Z-Kütüphane Projesi iyi niyetle başlamış, okullarda varolanlara göre daha estetik, çekici ve kullanışlı yeni kütüphaneler oluşturma hedefine sahip bir uygulama idi.  Bu yaklaşımda kütüphane kurumu daha çok mekansal tasarım üzerine odaklanmış sosyal etkinlik alanı olarak kabul edilmiştir. Bu projenin okul kütüphaneleri ve kütüphaneciliği alanına belirli ölçüde katkıları olduğu elbette söylenebilir. Ancak Z-Kütüphaneler konusunda dile getirilmesini gerekli gördüğümüz bazı eleştiri noktaları bulunmaktadır. Bunları genel olarak şöyle sıralayabiliriz:

  • Her şeyden önce Z-Kütüphane uygulaması MEB kütüphaneleri içinde bir ayrım yaratmıştır. Z ve Z-olmayan kütüphaneler ayrımı uygulamada çeşitli olumsuz sonuçlara yol açmıştır. Doğal olarak Z-Kütüphanelere karşı daha duyarlı davranma, diğer kütüphaneleri ise varolan durumları ile kabullenme, kendi hallerine bırakma, onları değersizleştirme durumu/refleksi oluşmuştur. Bu durumda 1.711 Z-Kütüphanesine karşın yaklaşık 30.000 diğer okul kütüphanesi ister istemez arka planda kalmıştır.
  • Yukarıda MEB tarafından sıralanan Z-Kütüphane özellikleri çok büyük oranda mekan/mekansal tasarım, bilgisayar ve dermeyle sınırlanmıştır.
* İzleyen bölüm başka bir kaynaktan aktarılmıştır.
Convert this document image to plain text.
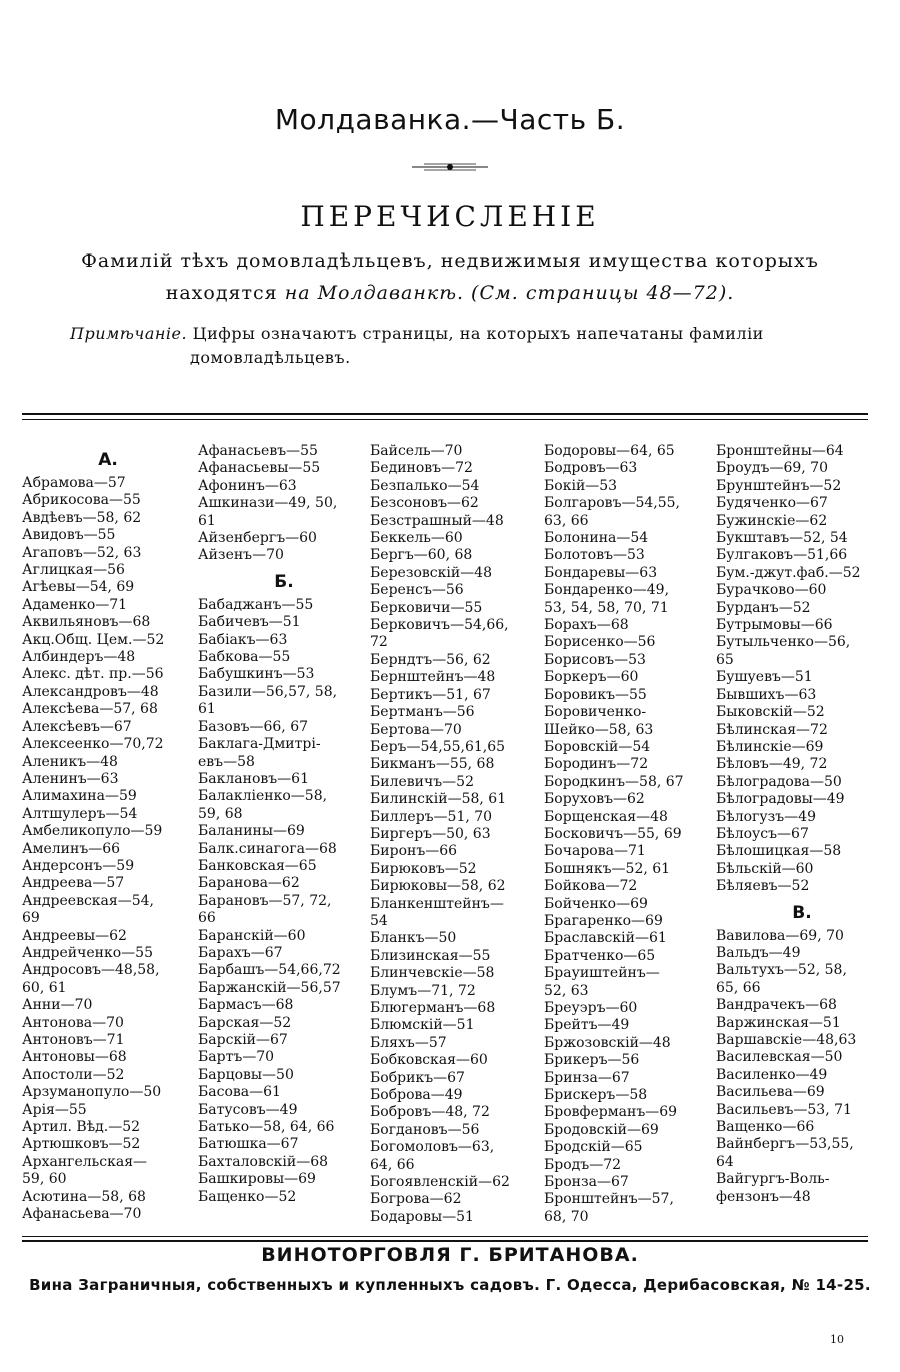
Молдаванка.—Часть Б.
ПЕРЕЧИСЛЕНІЕ
Фамилій тѣхъ домовладѣльцевъ, недвижимыя имущества которыхъ
находятся на Молдаванкѣ. (См. страницы 48—72).
Примѣчаніе. Цифры означаютъ страницы, на которыхъ напечатаны фамиліи
домовладѣльцевъ.
А.
Абрамова—57
Абрикосова—55
Авдѣевъ—58, 62
Авидовъ—55
Агаповъ—52, 63
Аглицкая—56
Агѣевы—54, 69
Адаменко—71
Аквильяновъ—68
Акц.Общ. Цем.—52
Албиндеръ—48
Алекс. дѣт. пр.—56
Александровъ—48
Алексѣева—57, 68
Алексѣевъ—67
Алексеенко—70,72
Аленикъ—48
Аленинъ—63
Алимахина—59
Алтшулеръ—54
Амбеликопуло—59
Амелинъ—66
Андерсонъ—59
Андреева—57
Андреевская—54,
69
Андреевы—62
Андрейченко—55
Андросовъ—48,58,
60, 61
Анни—70
Антонова—70
Антоновъ—71
Антоновы—68
Апостоли—52
Арзуманопуло—50
Арія—55
Артил. Вѣд.—52
Артюшковъ—52
Архангельская—
59, 60
Асютина—58, 68
Афанасьева—70
Афанасьевъ—55
Афанасьевы—55
Афонинъ—63
Ашкинази—49, 50,
61
Айзенбергъ—60
Айзенъ—70
Б.
Бабаджанъ—55
Бабичевъ—51
Бабіакъ—63
Бабкова—55
Бабушкинъ—53
Базили—56,57, 58,
61
Базовъ—66, 67
Баклага-Дмитрі-
евъ—58
Баклановъ—61
Балакліенко—58,
59, 68
Баланины—69
Балк.синагога—68
Банковская—65
Баранова—62
Барановъ—57, 72,
66
Баранскій—60
Барахъ—67
Барбашъ—54,66,72
Баржанскій—56,57
Бармасъ—68
Барская—52
Барскій—67
Бартъ—70
Барцовы—50
Басова—61
Батусовъ—49
Батько—58, 64, 66
Батюшка—67
Бахталовскій—68
Башкировы—69
Бащенко—52
Байсель—70
Бединовъ—72
Безпалько—54
Безсоновъ—62
Безстрашный—48
Беккель—60
Бергъ—60, 68
Березовскій—48
Беренсъ—56
Берковичи—55
Берковичъ—54,66,
72
Берндтъ—56, 62
Бернштейнъ—48
Бертикъ—51, 67
Бертманъ—56
Бертова—70
Беръ—54,55,61,65
Бикманъ—55, 68
Билевичъ—52
Билинскій—58, 61
Биллеръ—51, 70
Биргеръ—50, 63
Биронъ—66
Бирюковъ—52
Бирюковы—58, 62
Бланкенштейнъ—
54
Бланкъ—50
Близинская—55
Блинчевскіе—58
Блумъ—71, 72
Блюгерманъ—68
Блюмскій—51
Бляхъ—57
Бобковская—60
Бобрикъ—67
Боброва—49
Бобровъ—48, 72
Богдановъ—56
Богомоловъ—63,
64, 66
Богоявленскій—62
Богрова—62
Бодаровы—51
Бодоровы—64, 65
Бодровъ—63
Бокій—53
Болгаровъ—54,55,
63, 66
Болонина—54
Болотовъ—53
Бондаревы—63
Бондаренко—49,
53, 54, 58, 70, 71
Борахъ—68
Борисенко—56
Борисовъ—53
Боркеръ—60
Боровикъ—55
Боровиченко-
Шейко—58, 63
Боровскій—54
Бородинъ—72
Бородкинъ—58, 67
Боруховъ—62
Борщенская—48
Босковичъ—55, 69
Бочарова—71
Бошнякъ—52, 61
Бойкова—72
Бойченко—69
Брагаренко—69
Браславскій—61
Братченко—65
Брауиштейнъ—
52, 63
Бреуэръ—60
Брейтъ—49
Бржозовскій—48
Брикеръ—56
Бринза—67
Брискеръ—58
Бровферманъ—69
Бродовскій—69
Бродскій—65
Бродъ—72
Бронза—67
Бронштейнъ—57,
68, 70
Бронштейны—64
Броудъ—69, 70
Брунштейнъ—52
Будяченко—67
Бужинскіе—62
Букштавъ—52, 54
Булгаковъ—51,66
Бум.-джут.фаб.—52
Бурачково—60
Бурданъ—52
Бутрымовы—66
Бутыльченко—56,
65
Бушуевъ—51
Бывшихъ—63
Быковскій—52
Бѣлинская—72
Бѣлинскіе—69
Бѣловъ—49, 72
Бѣлоградова—50
Бѣлоградовы—49
Бѣлогузъ—49
Бѣлоусъ—67
Бѣлошицкая—58
Бѣльскій—60
Бѣляевъ—52
В.
Вавилова—69, 70
Вальдъ—49
Вальтухъ—52, 58,
65, 66
Вандрачекъ—68
Варжинская—51
Варшавскіе—48,63
Василевская—50
Василенко—49
Васильева—69
Васильевъ—53, 71
Ващенко—66
Вайнбергъ—53,55,
64
Вайгургъ-Воль-
фензонъ—48
ВИНОТОРГОВЛЯ Г. БРИТАНОВА.
Вина Заграничныя, собственныхъ и купленныхъ садовъ. Г. Одесса, Дерибасовская, № 14-25.
10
Bilgiye erişimde fırsat eşitliği, pedagojik uygunluk ve okuma zevki uyandıran ortam özellikleri ise tüm okul kütüphanelerinde zaten olması gereken temel özelliklerdir. Bu özellikleri sadece Z-Kütüphaneler için düşünmek diğer okul kütüphanelerinde bu özellikler yokmuş ya da “olmasa da olur” yaklaşımını yaratmıştır.
  • Z-Kütüphanenin büyük ölçüde mekan ve derme ile sınırlanmış olması yaklaşımı MEB’in Z-Kütüphane bileşenlerinde daha da açıkça görülmektedir. Bileşen, bir kütüphaneyi kütüphane yapan temel unsur demektir. Bizim literatürde 5 unsur dediğimiz bu bileşenlerin Z-Kütüphane yaklaşımında tümü yoktur. MEB’in Z-Kütüphane bileşenlerinde bu unsurlardan sadece mekan ve derme yer almaktadır. Kaldı ki mekan anlayışı ve tasarımında da eleştirilecek bazı noktalar bulunmaktadır.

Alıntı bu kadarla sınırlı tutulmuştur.